Big Data Patterns, Mechanisms > Data Processing Patterns > Complex Logic Decomposition
Complex Logic Decomposition (Buhler, Erl, Khattak)
How can complex processing tasks be carried out in a manageable fashion when using contemporary processing techniques?
Separate processing routines are developed such that each routine implements simple logic. Each routine is then run as a separate processing run of a processing engine like MapReduce. Through configuration, the output of the first processing run is piped to the second processing run and so on. The output of the last processing run is the required final output.
As the application of the Complex Logic Decomposition pattern results in the creation of multiple processing routines, modifications to any of the routines need to be properly documented because modifications to one routine may change the behavior of the other routine. Based on the functionality supported by the processing engine, the Automated Dataset Execution pattern may need to be applied in order to connect together multiple processing runs.

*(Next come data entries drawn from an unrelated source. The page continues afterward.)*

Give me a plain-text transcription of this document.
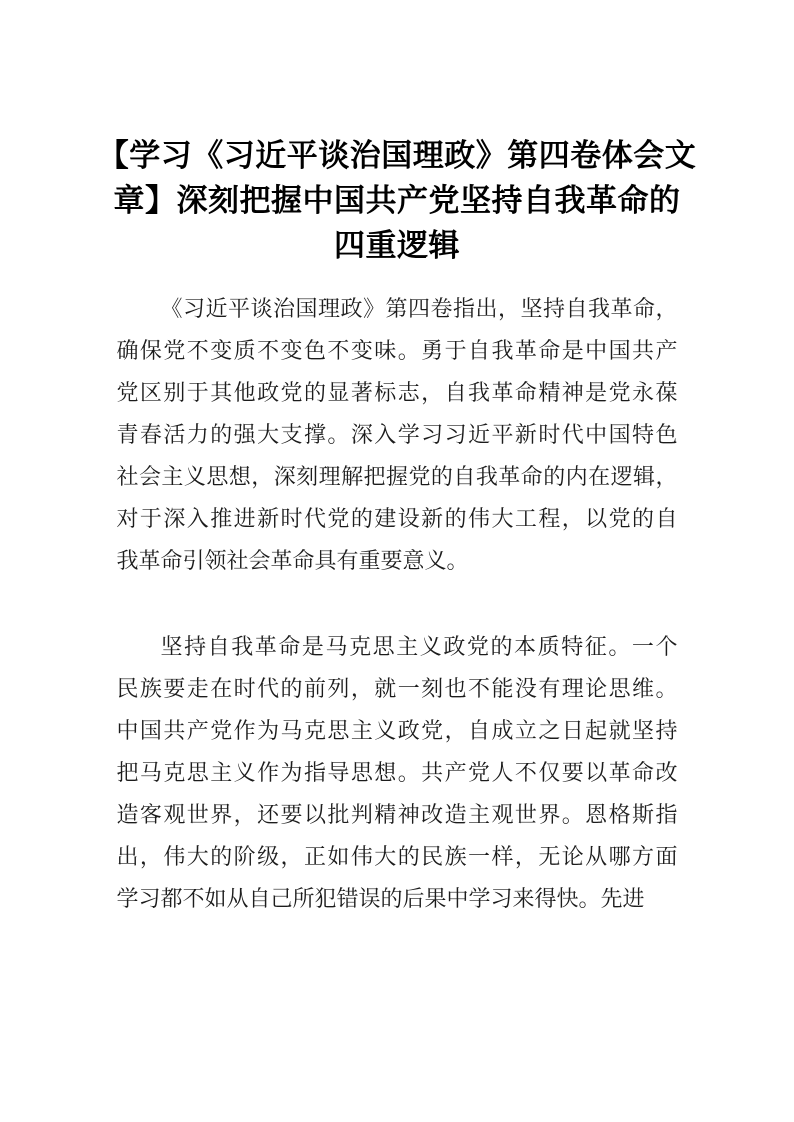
【学习《习近平谈治国理政》第四卷体会文
章】深刻把握中国共产党坚持自我革命的
四重逻辑
《习近平谈治国理政》第四卷指出，坚持自我革命，
确保党不变质不变色不变味。勇于自我革命是中国共产
党区别于其他政党的显著标志，自我革命精神是党永葆
青春活力的强大支撑。深入学习习近平新时代中国特色
社会主义思想，深刻理解把握党的自我革命的内在逻辑，
对于深入推进新时代党的建设新的伟大工程，以党的自
我革命引领社会革命具有重要意义。
坚持自我革命是马克思主义政党的本质特征。一个
民族要走在时代的前列，就一刻也不能没有理论思维。
中国共产党作为马克思主义政党，自成立之日起就坚持
把马克思主义作为指导思想。共产党人不仅要以革命改
造客观世界，还要以批判精神改造主观世界。恩格斯指
出，伟大的阶级，正如伟大的民族一样，无论从哪方面
学习都不如从自己所犯错误的后果中学习来得快。先进
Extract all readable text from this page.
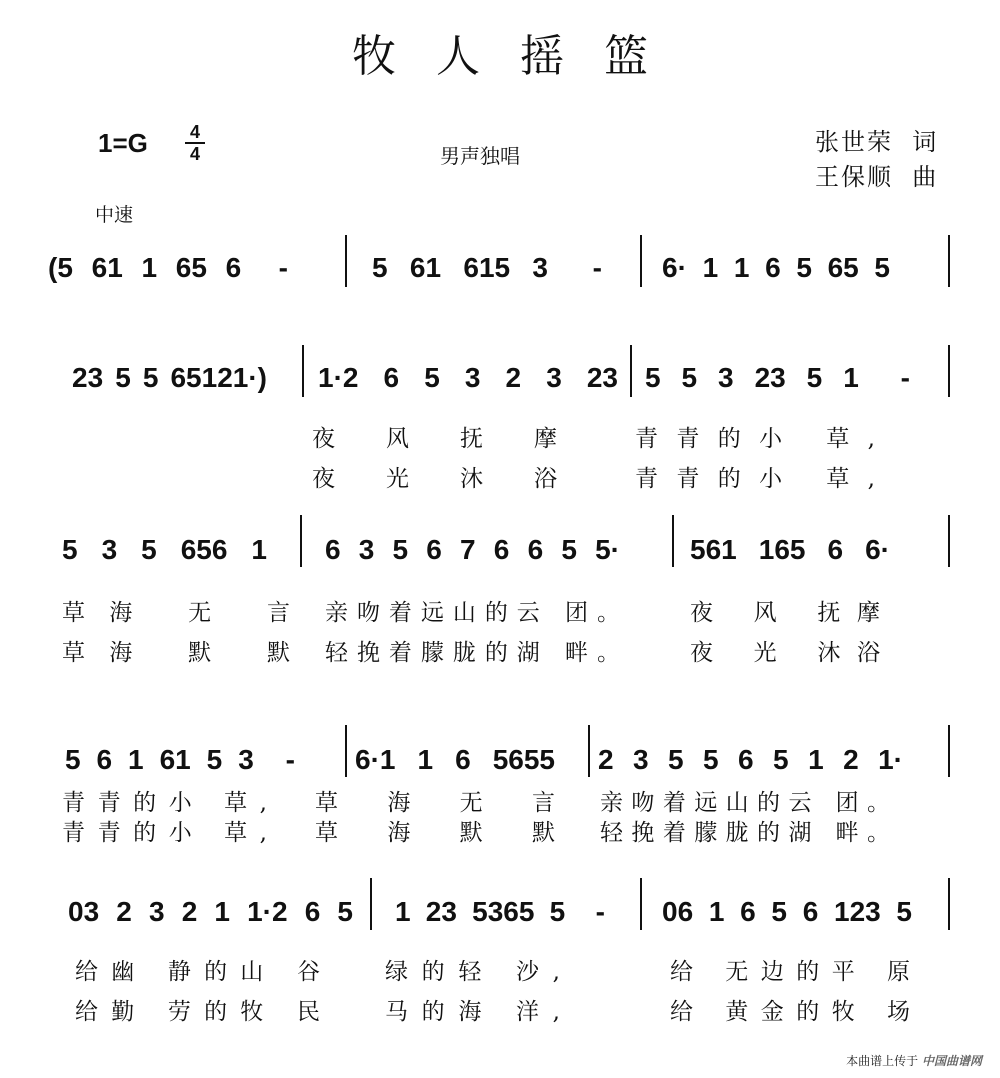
牧人摇篮
1=G 4
4	男声独唱	张世荣  词
王保顺  曲
中速
(5 61 1 65 6  -	5 61 615 3  - 6· 1 1 6 5 65 5
23 5 5 65121·) 1·2 6 5 3 2 3 23 5 5 3 23 5 1  -
夜 风 抚 摩	青青的小 草,
夜 光 沐 浴	青青的小 草,
5 3 5 656 1 6 3 5 6 7 6 6 5 5·	561 165 6 6·
草海 无 言 亲吻着远山的云 团。	夜 风 抚摩
草海 默 默 轻挽着朦胧的湖 畔。	夜 光 沐浴
5 6 1 61 5 3  - 6·1 1 6 5655 2 3 5 5 6 5 1 2 1·
青青的小 草, 草 海 无 言 亲吻着远山的云 团。
青青的小 草, 草 海 默 默 轻挽着朦胧的湖 畔。
03 2 3 2 1 1·2 6 5 1 23 5365 5  - 06 1 6 5 6 123 5
给幽 静的山 谷	绿的轻 沙,	给 无边的平 原
给勤 劳的牧 民	马的海 洋,	给 黄金的牧 场
本曲谱上传于 中国曲谱网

The divide-and-conquer rule is applied by rethinking the complex logic, which needs to be executed as a monolithic task, in terms of combinable multiple smaller tasks where each task executes comparatively simpler logic. These tasks are then chained together to obtain the final output, as envisioned though the use of the original complex logic.
- A user develops a complex algorithm to compute a statistic.
- The user needs to apply the algorithm to a large dataset.
- The user chooses to implement the complex algorithm using a distributed processing framework. However, due to the stateless nature of the framework, the user is unable to figure out how to implement the algorithm as a single processing run.
- (a,b,c) To enable the implementation, the user splits the complex algorithm into simple Algorithms A, B and C.
- (a,b,c) The three simple algorithms are then executed as three separate processing runs, such that the output of the first processing run becomes the input of the second processing run and the output of the second processing run becomes the output of the third processing run.
- The output of the last processing run is the required statistic that is returned to the user.